Open BhashaBluff opened 10 months ago
hi there,
thanks for the question.
1/ what's your GPU setting? for model parallelization, you would need multiple GPUs in a single node.
2/ were you able to run inference? If so, does the result look good? Inference requires less computational resources but basically already implemented model parallelism.
I will add the model parallel training script soon.
-Yuan
Hey, Thanks for the prompt response. 1.) I was finetuning the model on on V100 station with 4 GPU of 32 GB. I was trying to finetune with device map = "auto" on line 126 of finetune.py in ltu_as. Although it gave a "NotImplementedError: Cannot copy out of meta tensor; no data!"I commented on the device_map line. I started fine-tuning, but it was giving an OOM error.

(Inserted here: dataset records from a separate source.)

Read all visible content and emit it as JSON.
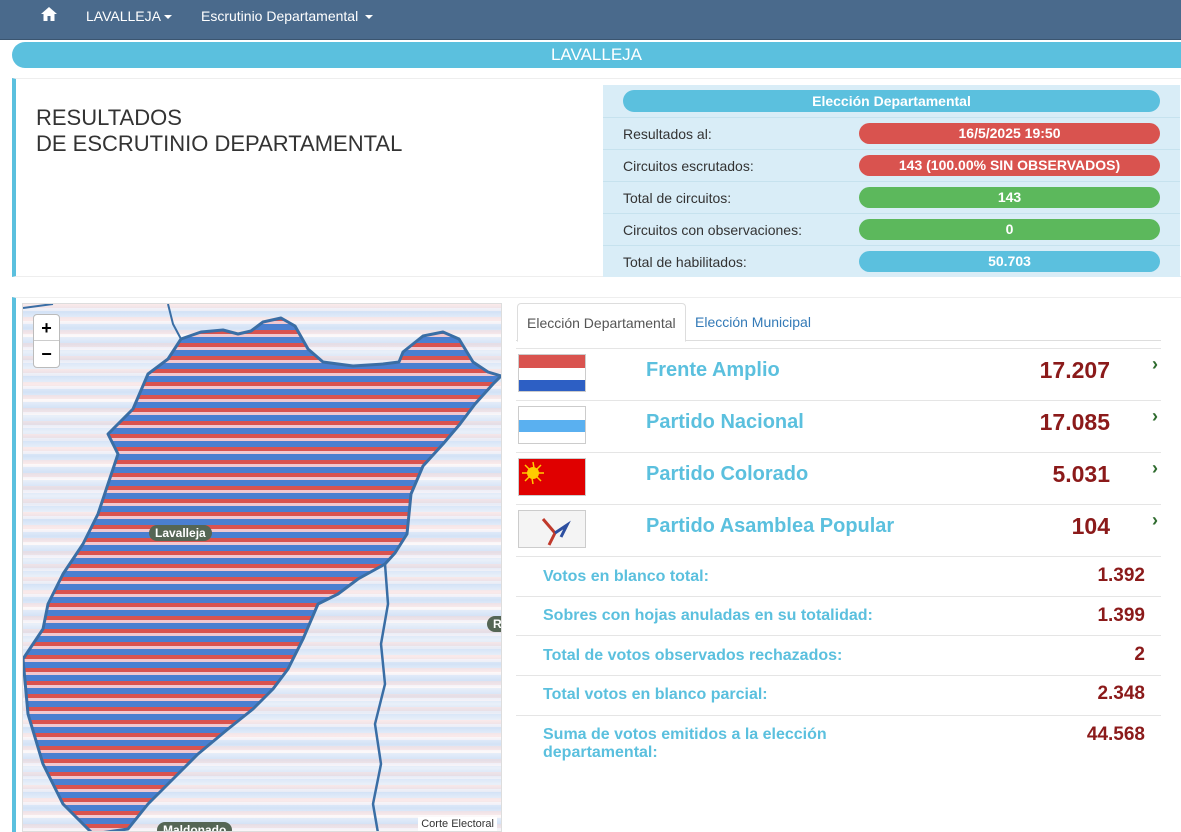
{
  "navbar": {
    "home_icon": "home-icon",
    "department_menu": "LAVALLEJA",
    "scrutiny_menu": "Escrutinio Departamental"
  },
  "banner": {
    "department": "LAVALLEJA"
  },
  "summary": {
    "title_line1": "RESULTADOS",
    "title_line2": "DE ESCRUTINIO DEPARTAMENTAL",
    "header": "Elección Departamental",
    "rows": [
      {
        "label": "Resultados al:",
        "value": "16/5/2025 19:50",
        "color": "#d9534f"
      },
      {
        "label": "Circuitos escrutados:",
        "value": "143 (100.00% SIN OBSERVADOS)",
        "color": "#d9534f"
      },
      {
        "label": "Total de circuitos:",
        "value": "143",
        "color": "#5cb85c"
      },
      {
        "label": "Circuitos con observaciones:",
        "value": "0",
        "color": "#5cb85c"
      },
      {
        "label": "Total de habilitados:",
        "value": "50.703",
        "color": "#5bc0de"
      }
    ]
  },
  "map": {
    "zoom_in": "+",
    "zoom_out": "−",
    "labels": {
      "lavalleja": "Lavalleja",
      "maldonado": "Maldonado",
      "partial": "R"
    },
    "attribution": "Corte Electoral"
  },
  "tabs": {
    "departamental": "Elección Departamental",
    "municipal": "Elección Municipal"
  },
  "parties": [
    {
      "name": "Frente Amplio",
      "votes": "17.207",
      "flag": "frente-amplio-flag-icon"
    },
    {
      "name": "Partido Nacional",
      "votes": "17.085",
      "flag": "partido-nacional-flag-icon"
    },
    {
      "name": "Partido Colorado",
      "votes": "5.031",
      "flag": "partido-colorado-flag-icon"
    },
    {
      "name": "Partido Asamblea Popular",
      "votes": "104",
      "flag": "asamblea-popular-flag-icon"
    }
  ],
  "stats": [
    {
      "label": "Votos en blanco total:",
      "value": "1.392"
    },
    {
      "label": "Sobres con hojas anuladas en su totalidad:",
      "value": "1.399"
    },
    {
      "label": "Total de votos observados rechazados:",
      "value": "2"
    },
    {
      "label": "Total votos en blanco parcial:",
      "value": "2.348"
    },
    {
      "label": "Suma de votos emitidos a la elección departamental:",
      "value": "44.568"
    }
  ],
  "colors": {
    "accent": "#5bc0de",
    "navbar": "#4a6a8c",
    "votes": "#8b1a1a"
  }
}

Done, please see LTU and LTU-AS. Your resources should be enough to train the model, remember to tune the micro_batch_size
to the max number that your GPUs can run.

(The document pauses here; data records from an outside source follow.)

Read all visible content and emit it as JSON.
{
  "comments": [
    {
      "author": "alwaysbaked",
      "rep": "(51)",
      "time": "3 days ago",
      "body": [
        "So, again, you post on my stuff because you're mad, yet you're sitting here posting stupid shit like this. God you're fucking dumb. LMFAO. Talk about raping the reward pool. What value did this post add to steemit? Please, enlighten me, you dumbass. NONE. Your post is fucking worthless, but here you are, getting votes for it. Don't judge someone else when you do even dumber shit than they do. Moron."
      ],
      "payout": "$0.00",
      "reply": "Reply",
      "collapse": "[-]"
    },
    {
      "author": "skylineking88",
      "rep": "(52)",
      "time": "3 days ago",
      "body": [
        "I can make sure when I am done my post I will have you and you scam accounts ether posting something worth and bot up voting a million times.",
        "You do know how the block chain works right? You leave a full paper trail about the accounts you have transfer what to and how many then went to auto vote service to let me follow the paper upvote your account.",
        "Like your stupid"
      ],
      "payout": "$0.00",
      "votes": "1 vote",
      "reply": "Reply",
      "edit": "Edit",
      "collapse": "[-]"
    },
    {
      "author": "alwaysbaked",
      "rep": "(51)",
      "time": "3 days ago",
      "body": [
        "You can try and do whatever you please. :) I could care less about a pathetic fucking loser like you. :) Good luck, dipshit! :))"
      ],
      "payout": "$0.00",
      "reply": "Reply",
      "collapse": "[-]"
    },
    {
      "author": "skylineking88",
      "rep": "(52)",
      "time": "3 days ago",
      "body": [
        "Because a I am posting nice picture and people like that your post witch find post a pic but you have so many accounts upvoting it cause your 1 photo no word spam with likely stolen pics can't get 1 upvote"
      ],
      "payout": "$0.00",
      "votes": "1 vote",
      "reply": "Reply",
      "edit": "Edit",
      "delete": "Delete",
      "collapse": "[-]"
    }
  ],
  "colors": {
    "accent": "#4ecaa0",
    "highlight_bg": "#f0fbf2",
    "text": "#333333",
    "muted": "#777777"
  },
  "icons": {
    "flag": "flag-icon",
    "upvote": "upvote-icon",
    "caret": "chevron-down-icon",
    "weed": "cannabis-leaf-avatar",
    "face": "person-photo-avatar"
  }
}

Regarding the performance, if LTU, it should be exactly same with what we described in the paper, if LTU-AS, it might be a mismatch between training and inference GPUs. Also the model only takes input with 16kHz sampling rate and 10-second audio. You can check if your local inference result is similar to our online demo.
-Yuan
Hie, Thanks a lot.
You are welcome, please let me know if there's any issue. Remember to set micro_batch_size
larger, it can be something 16/32 or even larger.
Hie, Thanks for opensourcing this amazing work. Is there any parameter to parallize the model to run on smaller gpus. I was not able to find one in config. As suggested in readme "we should turn on model parallel to train on smaller gpus". Is there any config parameter for it ? Not able to find one.